4 ways to lower your car payment and costs
With the cost of living rising in the U.S., Americans are finding strategic ways to save money. Car payments are at the top of the list, as the average price of a new car is at an all-time high. Whether you’re buying a new car or looking to reduce your current monthly car payment, here are four ways to help.
1. Negotiate
When buying a new or used car, there are two financial aspects buyers can try to negotiate with the seller — the sticker price and trade in-value. A lower sticker price or higher trade in-value can help lower monthly car payments.
The manufacturer’s suggested retail price (MSRP) is provided by automakers to determine a new vehicle’s worth. However, dealers only use this to inform their sticker price. Many vehicles today are selling over MSRP due to the auto industry’s current supply and demand issues. This may make it difficult to negotiate the sticker price, but it’s worth trying.
Where buyers have more power is with their trade-in value. Dealerships will always start at the lowest offer first on a trade-in, which is why it’s important to do your homework beforehand to understand your car’s current worth.
2. Consider leasing
The average monthly lease payment was $522 at the beginning of 2022, $126 less than the average car payment for a new vehicle purchase. If it makes sense for you, leasing is a great way to lower your monthly car payment.
Leasing works well for those who like to be in a new vehicle every couple of years and who don’t travel long distances. Leasing used cars is not as common, as many dealerships and lenders will only approve new vehicle leases.Â
3. Refinance your current loan
If you’re not interested in buying a vehicle but still want to lower your monthly payments, you might be able to refinance your current auto loan with a different lender. Refinancing might be a good option if when you purchased your vehicle initially:
- Your credit score was significantly lower than it is currently
- Average interest rates were higher nationwide than rates today
- You went through a dealership or manufacturer’s financing program
Refinancing with a different lender may help you get a lower interest rate. In reaching a lower interest rate, you may be able to walk away with a lower payment, or you could keep the same monthly payment but reduce your loan term, which will help you save more on interest in the long run.
4. Compare insurance
When it comes to lowering your expenses as a car owner, there’s only so much you can actually do. Gas prices are what they are and will continue to fluctuate, and the state government sets registration and inspection fees. But you do have the power to shop around for car insurance quotes.
On average, car insurance costs $124 a month in the U.S. Progressive, Nationwide and Geico are known for offering some of the lowest rates. If you’re paying more than the average, it might be worth looking into other coverage options. You may even be able to get a lower rate with your current insurance provider by simply asking what they can do to help you out or by bringing a quote from another company to yours for them to match.

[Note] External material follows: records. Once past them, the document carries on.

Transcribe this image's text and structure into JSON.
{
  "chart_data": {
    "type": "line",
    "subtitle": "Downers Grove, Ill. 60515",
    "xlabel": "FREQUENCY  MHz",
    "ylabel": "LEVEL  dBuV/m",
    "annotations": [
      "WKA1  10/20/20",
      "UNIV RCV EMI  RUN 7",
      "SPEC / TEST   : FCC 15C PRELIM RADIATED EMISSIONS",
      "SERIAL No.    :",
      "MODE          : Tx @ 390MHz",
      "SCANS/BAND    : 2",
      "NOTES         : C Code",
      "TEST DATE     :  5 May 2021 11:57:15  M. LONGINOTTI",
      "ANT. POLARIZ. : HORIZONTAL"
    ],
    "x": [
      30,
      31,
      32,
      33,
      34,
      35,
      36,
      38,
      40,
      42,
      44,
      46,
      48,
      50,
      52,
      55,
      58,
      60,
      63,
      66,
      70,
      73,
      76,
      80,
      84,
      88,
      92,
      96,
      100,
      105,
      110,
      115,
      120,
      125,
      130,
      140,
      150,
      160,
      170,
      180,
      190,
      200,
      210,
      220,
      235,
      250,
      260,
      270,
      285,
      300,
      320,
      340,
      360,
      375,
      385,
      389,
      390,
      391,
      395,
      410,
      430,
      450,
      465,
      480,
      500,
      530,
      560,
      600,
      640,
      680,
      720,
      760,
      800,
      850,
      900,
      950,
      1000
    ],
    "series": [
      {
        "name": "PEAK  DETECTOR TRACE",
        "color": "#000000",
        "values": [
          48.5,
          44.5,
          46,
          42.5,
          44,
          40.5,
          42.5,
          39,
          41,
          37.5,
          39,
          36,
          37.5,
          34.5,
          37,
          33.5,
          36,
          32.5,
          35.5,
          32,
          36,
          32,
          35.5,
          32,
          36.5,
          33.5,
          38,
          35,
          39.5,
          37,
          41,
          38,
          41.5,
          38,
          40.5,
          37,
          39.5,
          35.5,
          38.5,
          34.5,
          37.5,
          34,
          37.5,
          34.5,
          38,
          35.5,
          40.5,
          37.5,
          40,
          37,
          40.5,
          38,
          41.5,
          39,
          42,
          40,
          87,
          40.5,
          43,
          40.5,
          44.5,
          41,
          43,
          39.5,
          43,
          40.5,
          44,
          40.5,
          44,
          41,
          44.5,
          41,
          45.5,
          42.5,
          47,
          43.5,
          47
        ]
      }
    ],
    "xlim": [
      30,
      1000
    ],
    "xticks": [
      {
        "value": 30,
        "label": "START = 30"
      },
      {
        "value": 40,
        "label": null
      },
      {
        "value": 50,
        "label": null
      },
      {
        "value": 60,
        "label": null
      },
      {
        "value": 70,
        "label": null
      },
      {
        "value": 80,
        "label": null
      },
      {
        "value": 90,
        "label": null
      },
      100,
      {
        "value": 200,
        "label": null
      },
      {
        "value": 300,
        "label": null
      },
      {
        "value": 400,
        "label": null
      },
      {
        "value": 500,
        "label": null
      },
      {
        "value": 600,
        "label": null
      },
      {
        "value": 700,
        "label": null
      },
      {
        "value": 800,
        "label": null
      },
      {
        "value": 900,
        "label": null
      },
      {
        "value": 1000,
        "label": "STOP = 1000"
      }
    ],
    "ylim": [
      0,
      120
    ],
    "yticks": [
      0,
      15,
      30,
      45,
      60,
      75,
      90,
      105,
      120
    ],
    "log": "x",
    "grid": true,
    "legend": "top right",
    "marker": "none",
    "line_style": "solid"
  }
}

Bundling insurance types might be another option to lower your monthly insurance costs. If you’re using two different companies for your home and car insurance policies, consider finding one company to cover both. Most providers offer deals for bundling.
Like many consumer goods, the average car payment in the U.S. saw a significant increase due to impacts felt by the COVID-19 pandemic. Until automakers are able to recoup from manufacturing issues or demand drops, consumers can expect to wait another year or two before car prices, and monthly payments, begin to level out.Â
In the meantime, you may still be able to reduce your monthly car payment by shopping around for lower car insurance rates or refinancing your current auto loan with another lender for better loan terms.